Thank goodness for lonely bags of fruit on the shelves. If those last couple of packets of cranberries hadn’t been sitting there all alone, I may never have made the following cranberry sauce recipe…
Is it just me or do you ever feel sorry for food?
Tins, packets and fresh food of all descriptions perch on shelves or lay tumbled in large baskets, waiting for us to choose them. They proudly display their carefully designed labels or shiny buffed skins, hoping that we’ll pop them into our baskets.
Sometimes I wonder whether, in the darkness of night when there’s nobody around, the fruit or tins jostle around, nudging their competitors out-of-the-way enabling the most attractive to take prime place on the display when the lights are switched on in the morning, ensuring that we will clasp our hand around that particular net of oranges or that particular shiny tin of baked beans. Sometimes the bruised veg appear on the top of the pile and we cast them to one side, choosing the best of the bunch for our supper.
After a while and particularly if the shop assistants haven’t had time to restock, all the lovely food is taken, leaving the unloved or forlorn items abandoned and waiting to make their way to the discount counter or even worse, the giant trash bins outside.
Appearances can be deceptive of course.
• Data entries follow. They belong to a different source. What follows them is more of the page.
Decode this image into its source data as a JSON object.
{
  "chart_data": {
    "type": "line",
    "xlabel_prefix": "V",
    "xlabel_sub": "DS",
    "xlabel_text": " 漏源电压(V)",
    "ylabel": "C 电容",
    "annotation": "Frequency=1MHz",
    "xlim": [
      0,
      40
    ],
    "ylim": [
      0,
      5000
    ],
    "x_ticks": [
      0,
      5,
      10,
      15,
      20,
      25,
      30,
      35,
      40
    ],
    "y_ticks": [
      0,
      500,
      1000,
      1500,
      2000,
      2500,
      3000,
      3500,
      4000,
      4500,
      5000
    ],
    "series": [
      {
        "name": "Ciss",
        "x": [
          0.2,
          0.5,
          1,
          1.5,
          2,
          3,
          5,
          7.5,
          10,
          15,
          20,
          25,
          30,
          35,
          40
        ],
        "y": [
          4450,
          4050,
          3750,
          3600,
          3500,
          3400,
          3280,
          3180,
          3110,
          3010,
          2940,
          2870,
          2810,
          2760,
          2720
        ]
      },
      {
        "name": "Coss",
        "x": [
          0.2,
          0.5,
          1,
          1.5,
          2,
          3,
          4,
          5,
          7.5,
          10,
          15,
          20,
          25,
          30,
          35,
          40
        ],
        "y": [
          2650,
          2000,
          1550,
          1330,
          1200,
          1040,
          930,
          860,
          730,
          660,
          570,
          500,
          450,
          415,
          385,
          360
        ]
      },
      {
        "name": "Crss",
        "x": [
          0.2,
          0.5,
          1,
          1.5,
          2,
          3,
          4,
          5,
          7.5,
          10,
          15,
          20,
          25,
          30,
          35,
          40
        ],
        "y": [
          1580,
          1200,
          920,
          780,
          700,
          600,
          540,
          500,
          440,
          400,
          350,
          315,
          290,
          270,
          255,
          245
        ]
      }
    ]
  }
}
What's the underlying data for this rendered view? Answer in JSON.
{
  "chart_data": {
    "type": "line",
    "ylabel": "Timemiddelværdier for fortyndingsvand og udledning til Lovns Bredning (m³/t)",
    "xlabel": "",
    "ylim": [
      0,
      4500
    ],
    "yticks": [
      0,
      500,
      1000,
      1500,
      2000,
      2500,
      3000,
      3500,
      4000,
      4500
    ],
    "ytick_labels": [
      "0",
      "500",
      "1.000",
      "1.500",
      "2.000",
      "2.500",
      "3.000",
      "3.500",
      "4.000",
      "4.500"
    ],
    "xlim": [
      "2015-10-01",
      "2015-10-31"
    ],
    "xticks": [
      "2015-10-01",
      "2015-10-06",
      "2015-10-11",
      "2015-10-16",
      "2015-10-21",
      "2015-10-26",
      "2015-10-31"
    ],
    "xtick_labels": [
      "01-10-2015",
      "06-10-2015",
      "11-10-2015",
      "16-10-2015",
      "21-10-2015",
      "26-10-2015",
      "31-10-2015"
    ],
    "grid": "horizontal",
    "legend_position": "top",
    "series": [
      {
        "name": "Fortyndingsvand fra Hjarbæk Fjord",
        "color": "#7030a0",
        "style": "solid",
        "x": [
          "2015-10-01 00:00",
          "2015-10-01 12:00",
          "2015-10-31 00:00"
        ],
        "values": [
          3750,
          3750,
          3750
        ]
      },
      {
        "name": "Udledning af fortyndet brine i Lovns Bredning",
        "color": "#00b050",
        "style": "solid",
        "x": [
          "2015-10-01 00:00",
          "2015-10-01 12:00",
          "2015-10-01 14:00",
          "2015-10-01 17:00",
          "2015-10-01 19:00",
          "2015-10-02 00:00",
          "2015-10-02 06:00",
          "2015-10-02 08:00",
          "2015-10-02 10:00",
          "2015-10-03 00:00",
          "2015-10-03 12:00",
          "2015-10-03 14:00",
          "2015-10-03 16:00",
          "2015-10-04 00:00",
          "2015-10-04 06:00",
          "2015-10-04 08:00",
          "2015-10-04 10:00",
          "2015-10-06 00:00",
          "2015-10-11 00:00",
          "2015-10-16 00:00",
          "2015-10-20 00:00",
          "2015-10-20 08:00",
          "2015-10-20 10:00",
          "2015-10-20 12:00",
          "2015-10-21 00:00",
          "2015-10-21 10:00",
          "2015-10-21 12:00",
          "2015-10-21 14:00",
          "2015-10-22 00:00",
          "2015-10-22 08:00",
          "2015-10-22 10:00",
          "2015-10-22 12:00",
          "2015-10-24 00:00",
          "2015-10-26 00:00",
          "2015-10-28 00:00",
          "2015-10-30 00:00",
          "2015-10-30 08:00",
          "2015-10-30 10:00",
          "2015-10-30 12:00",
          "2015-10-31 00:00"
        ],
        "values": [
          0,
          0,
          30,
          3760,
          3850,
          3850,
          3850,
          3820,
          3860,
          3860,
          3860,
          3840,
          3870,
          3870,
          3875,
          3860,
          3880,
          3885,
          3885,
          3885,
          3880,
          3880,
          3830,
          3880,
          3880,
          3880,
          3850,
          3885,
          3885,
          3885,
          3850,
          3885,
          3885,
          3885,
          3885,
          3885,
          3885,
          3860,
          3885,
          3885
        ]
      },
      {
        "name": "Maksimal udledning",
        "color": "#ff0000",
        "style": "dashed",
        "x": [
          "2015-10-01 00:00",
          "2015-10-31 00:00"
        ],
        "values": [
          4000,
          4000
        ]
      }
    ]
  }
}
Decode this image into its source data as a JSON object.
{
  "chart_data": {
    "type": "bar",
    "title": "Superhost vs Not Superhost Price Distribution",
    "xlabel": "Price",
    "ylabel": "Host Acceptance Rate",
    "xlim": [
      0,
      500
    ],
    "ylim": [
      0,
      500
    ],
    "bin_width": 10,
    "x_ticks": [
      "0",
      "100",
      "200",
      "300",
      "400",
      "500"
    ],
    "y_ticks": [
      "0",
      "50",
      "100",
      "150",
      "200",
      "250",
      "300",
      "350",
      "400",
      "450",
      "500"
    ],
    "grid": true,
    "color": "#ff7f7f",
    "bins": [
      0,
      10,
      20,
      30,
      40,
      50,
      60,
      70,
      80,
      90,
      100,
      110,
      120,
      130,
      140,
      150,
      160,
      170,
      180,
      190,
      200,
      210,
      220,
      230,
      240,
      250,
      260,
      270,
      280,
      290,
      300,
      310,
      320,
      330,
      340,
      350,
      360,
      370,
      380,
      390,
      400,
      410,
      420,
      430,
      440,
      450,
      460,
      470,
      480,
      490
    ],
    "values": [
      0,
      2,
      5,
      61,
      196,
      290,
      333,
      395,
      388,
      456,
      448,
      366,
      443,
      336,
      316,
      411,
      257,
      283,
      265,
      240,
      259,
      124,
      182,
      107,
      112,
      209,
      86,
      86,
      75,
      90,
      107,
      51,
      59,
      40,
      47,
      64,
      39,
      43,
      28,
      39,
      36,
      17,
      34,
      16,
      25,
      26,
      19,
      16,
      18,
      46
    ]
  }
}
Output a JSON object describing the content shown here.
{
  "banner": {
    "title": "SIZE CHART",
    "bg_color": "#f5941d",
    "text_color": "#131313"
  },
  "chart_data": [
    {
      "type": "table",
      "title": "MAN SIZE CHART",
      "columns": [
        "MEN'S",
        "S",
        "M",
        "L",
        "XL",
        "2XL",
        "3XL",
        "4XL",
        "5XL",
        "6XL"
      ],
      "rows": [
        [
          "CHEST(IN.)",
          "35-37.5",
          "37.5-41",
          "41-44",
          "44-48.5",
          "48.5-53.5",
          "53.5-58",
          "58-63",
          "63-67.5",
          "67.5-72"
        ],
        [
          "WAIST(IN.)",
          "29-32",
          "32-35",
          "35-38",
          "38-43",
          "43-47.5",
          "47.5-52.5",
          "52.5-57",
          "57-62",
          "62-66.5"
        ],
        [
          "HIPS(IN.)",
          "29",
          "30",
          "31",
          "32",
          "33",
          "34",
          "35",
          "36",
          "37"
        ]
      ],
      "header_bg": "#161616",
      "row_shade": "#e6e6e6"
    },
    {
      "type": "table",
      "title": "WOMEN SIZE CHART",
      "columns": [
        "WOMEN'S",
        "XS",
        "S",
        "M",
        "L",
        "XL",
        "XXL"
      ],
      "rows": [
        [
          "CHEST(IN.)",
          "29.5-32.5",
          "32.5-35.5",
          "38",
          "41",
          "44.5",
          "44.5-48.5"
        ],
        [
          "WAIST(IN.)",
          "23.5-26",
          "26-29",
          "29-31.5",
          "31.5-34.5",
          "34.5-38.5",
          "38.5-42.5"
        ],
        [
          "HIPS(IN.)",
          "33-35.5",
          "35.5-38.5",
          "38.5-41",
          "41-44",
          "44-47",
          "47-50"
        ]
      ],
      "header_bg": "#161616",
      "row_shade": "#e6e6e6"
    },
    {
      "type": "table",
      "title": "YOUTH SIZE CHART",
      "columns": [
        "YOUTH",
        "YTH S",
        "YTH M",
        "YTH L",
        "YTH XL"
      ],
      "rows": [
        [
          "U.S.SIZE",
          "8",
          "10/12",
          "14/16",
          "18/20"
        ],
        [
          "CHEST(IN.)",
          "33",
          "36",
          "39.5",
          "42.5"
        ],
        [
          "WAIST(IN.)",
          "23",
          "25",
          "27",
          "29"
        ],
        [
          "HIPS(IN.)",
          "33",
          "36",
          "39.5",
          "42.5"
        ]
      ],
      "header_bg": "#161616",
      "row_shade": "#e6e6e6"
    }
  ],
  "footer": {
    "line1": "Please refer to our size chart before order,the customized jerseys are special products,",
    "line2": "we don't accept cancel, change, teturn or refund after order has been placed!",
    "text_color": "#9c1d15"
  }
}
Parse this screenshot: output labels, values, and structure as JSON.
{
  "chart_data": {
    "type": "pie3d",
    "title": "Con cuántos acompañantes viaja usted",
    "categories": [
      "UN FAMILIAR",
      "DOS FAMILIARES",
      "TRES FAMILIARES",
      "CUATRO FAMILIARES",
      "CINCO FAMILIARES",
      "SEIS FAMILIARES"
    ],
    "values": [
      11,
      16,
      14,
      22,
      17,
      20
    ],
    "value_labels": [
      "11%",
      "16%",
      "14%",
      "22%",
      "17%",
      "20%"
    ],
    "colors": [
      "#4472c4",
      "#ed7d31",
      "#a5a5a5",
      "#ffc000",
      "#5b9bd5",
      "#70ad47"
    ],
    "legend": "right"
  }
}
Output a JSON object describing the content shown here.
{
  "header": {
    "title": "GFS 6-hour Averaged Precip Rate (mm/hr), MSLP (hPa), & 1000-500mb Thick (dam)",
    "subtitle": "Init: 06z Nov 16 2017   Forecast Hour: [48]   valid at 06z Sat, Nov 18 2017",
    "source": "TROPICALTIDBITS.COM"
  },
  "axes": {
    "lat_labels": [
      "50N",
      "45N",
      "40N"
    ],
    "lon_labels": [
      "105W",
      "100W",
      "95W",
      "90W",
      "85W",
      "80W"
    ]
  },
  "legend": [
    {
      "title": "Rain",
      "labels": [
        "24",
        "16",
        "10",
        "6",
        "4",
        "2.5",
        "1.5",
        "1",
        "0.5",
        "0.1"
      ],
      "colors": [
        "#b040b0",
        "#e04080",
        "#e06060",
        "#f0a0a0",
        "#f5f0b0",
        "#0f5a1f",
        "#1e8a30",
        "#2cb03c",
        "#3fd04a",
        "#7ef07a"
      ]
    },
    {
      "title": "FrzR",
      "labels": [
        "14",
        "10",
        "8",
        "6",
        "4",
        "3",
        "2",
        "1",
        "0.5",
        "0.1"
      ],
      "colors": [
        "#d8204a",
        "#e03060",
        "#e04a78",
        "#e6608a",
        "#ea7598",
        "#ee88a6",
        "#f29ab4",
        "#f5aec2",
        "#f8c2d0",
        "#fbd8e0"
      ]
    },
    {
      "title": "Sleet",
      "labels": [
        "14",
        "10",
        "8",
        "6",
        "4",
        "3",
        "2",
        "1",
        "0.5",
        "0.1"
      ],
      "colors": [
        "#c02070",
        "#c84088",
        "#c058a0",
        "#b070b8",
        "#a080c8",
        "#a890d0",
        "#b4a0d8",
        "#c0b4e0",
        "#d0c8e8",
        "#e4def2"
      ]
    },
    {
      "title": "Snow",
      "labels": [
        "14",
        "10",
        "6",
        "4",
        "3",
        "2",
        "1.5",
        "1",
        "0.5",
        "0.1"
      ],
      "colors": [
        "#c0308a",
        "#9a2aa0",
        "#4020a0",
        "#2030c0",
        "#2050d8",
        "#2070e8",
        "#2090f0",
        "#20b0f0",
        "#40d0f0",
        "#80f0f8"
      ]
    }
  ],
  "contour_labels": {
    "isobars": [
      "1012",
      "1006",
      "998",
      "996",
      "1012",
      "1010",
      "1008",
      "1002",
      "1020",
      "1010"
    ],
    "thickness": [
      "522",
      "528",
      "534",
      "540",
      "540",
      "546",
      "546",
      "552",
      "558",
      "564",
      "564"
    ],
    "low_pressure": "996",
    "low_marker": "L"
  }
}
What we see on the outside isn’t always representative of what’s within….
Which is precisely what I discovered this week when I found a bag of cranberries sneaking their way into my basket. And yes, no doubt there are dozens of reasons why I shouldn’t be buying berries in bags but hey, we gotta live a bit too, right…
My bag of slightly overripe and bruised cranberries was the last of three in the display. I checked the label, this particular bag had travelled all the way from the USA before it arrived in my regular little shop in Bagenalstown. All the effort of growing the berries – picking them, packing them, shipping them across high seas then unloading and driving all of those hundreds of miles, before opening the boxes and displaying them … it didn’t seem right that they’d end up in the refuse….
So I bought them. I felt sorry for them – is there any hope 😉
Cranberry sauce shouldn’t just be for Christmas. It’s delicious served with chicken, roast beef and pork chops, in sandwiches with cheddar cheese or spread thickly onto buttered and freshly sliced bread with blue cheese and turkey. With that in mind, here’s a quick cranberry sauce recipe to which port and clementines have been added.
Do you take the last items of the shelf or would you move onto something more highly stocked?
Lol Dee I did exactly the same thing, we love cranberry sauce too, especially with brie and its lovely added to a salad dressing with a bit of chilli jam too. Love the addition of clementines, normally just use orange juice.
Glad to hear I’m not alone Annie! My children think I’ve lost my marbles
Looks tempting but alas not a lover of ‘craneberries’ ~ yup this is how it was spelt! Early European settlers to the Americas felt the flowers sexual parts resembled that of a Crane 😉
Well we learn something new every day Ena! Funnily enough I was wondering if the recipe would translate to other berries – red currents for instance, can’t see why not.